[Jifty-commit] r492 - jifty/trunk/lib/Jifty
jifty-commit at lists.jifty.org
jifty-commit at lists.jifty.org
Tue Jan 10 03:57:39 EST 2006
Author: autrijus
Date: Tue Jan 10 03:57:39 2006
New Revision: 492
Modified:
jifty/trunk/lib/Jifty/Dispatcher.pm
Log:
* Add some more detailed documentations to Jifty::Dispatch to explain
how the matching really works, as well as some copyediting.
Modified: jifty/trunk/lib/Jifty/Dispatcher.pm
==============================================================================
--- jifty/trunk/lib/Jifty/Dispatcher.pm (original)

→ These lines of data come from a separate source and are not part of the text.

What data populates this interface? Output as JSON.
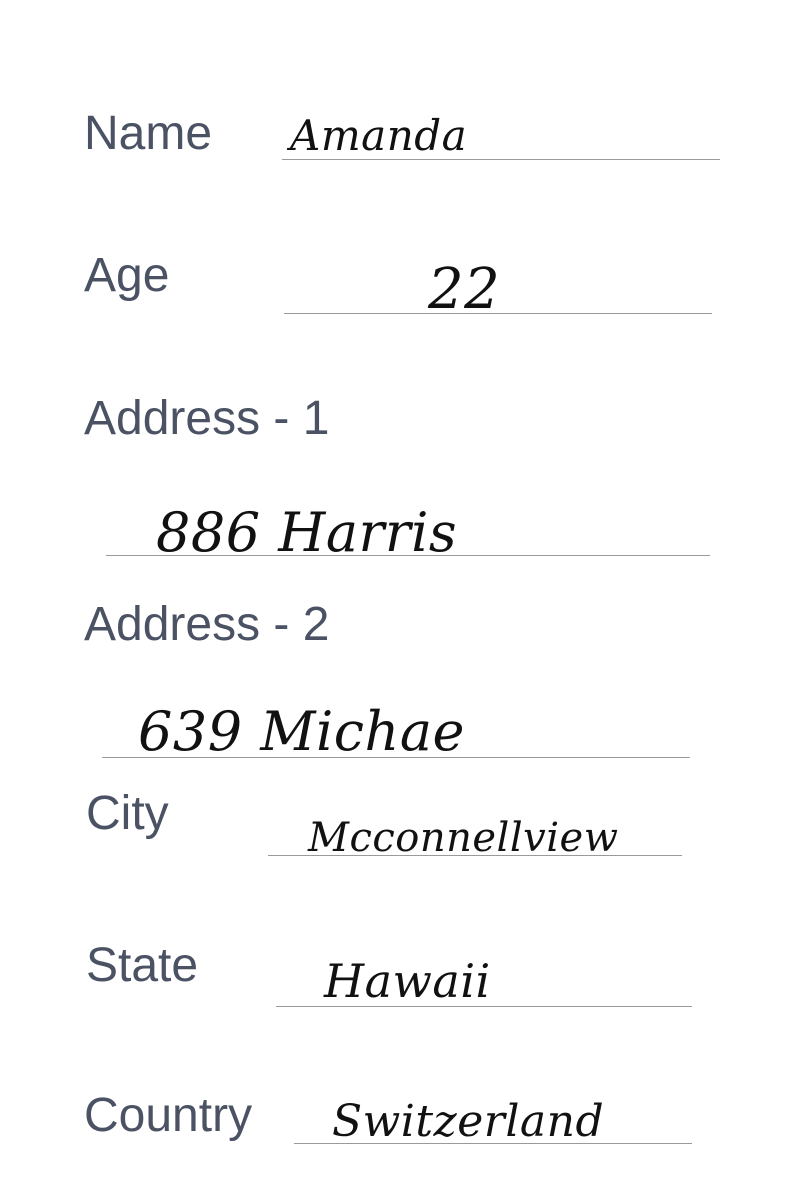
{
  "form": {
    "name": {
      "label": "Name",
      "value": "Amanda"
    },
    "age": {
      "label": "Age",
      "value": "22"
    },
    "address1": {
      "label": "Address - 1",
      "value": "886 Harris"
    },
    "address2": {
      "label": "Address - 2",
      "value": "639 Michae"
    },
    "city": {
      "label": "City",
      "value": "Mcconnellview"
    },
    "state": {
      "label": "State",
      "value": "Hawaii"
    },
    "country": {
      "label": "Country",
      "value": "Switzerland"
    }
  }
}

+++ jifty/trunk/lib/Jifty/Dispatcher.pm Tue Jan 10 03:57:39 2006
@@ -61,16 +61,17 @@
access control checks or updating your database based on what the user has sent
in. You want to do that in your model classes. (Well, I<we> want you to do
that, but you're free to ignore our advice).
+
The Dispatcher runs rules in several stages:
=over
=item before
-
-L<before> rules are run before Jifty evaluates actions. They're the perfect place to enable or disable L<Jifty::Action>s using L<Jifty::Web/allow_actions> and
-L<Jifty::Web/deny_actions> or to completely disallow user access to private
-"component" templates such as the F<_elements> directory in a default Jifty
+B<before> rules are run before Jifty evaluates actions. They're the perfect
+place to enable or disable L<Jifty::Action>s using L<Jifty::Web/allow_actions>
+and L<Jifty::Web/deny_actions> or to completely disallow user access to private
+I<component> templates such as the F<_elements> directory in a default Jifty
application. They're also the right way to enable L<Jifty::LetMe> actions.
If you want to block Jifty from doing any updates on a C<GET> request, this
@@ -80,7 +81,7 @@
=item on
-L<on> rules are run after Jifty evaluates actions, so they have full access
+B<on> rules are run after Jifty evaluates actions, so they have full access
to the results actions users have performed. They're the right place
to set up view-specific objects or load up values for your templates.
@@ -89,13 +90,13 @@
=item after
-L<after> rules let you clean up after rendering your page. Delete your cache files, write your transaction logs, whatever.
+B<after> rules let you clean up after rendering your page. Delete your cache
+files, write your transaction logs, whatever.
At this point, it's too late to C<show>, C<redirect> or C<abort> page display.
=back
-
C<Jifty::Dispatcher> is intended to replace all the
F<autohandler>, F<dhandler> and C<index.html> boilerplate code commonly
found in Mason applications, but there's nothing stopping you from using
@@ -174,7 +175,7 @@
=head2 set $arg => $val
-Adds an argument to what we're passing to our template overriding
+Adds an argument to what we're passing to our template, overriding
any value the user sent or we've already set.
=head2 default $arg => $val
@@ -655,7 +656,7 @@
running an C<abort>, C<redirect> or C<show> directive, it C<shows>
the template originally requested.
-Once it's done with that, it runs all the C<after> "cleanup" rules.
+Once it's done with that, it runs all the cleanup rules defined with C<after>.
=cut
@@ -688,8 +689,18 @@
Returns the regular expression matched if the current request fits
the condition defined by CONDITION.
-C<CONDITION> can be a regular expression, a "simple string" to match against,
-or an arrayref or hashref of those. It should even be nestable.
+C<CONDITION> can be a regular expression, a "simple string" with shell
+wildcard characters (C<*> and C<?>) to match against, or an arrayref or hashref
+of those. It should even be nestable.
+
+Arrayref conditions represents alternatives: the match succeeds as soon
+as the first match is found.
+
+Hashref conditions are conjunctions: each non-empty hash key triggers a
+separate C<_match_$keyname> call on the dispatcher object. For example, a
+C<method> key would call C<_match_method> with its value to be matched against.
+After each subcondition is tried (in lexographical order) and succeeded,
+the value associated with the C<''> key is matched again as the condition.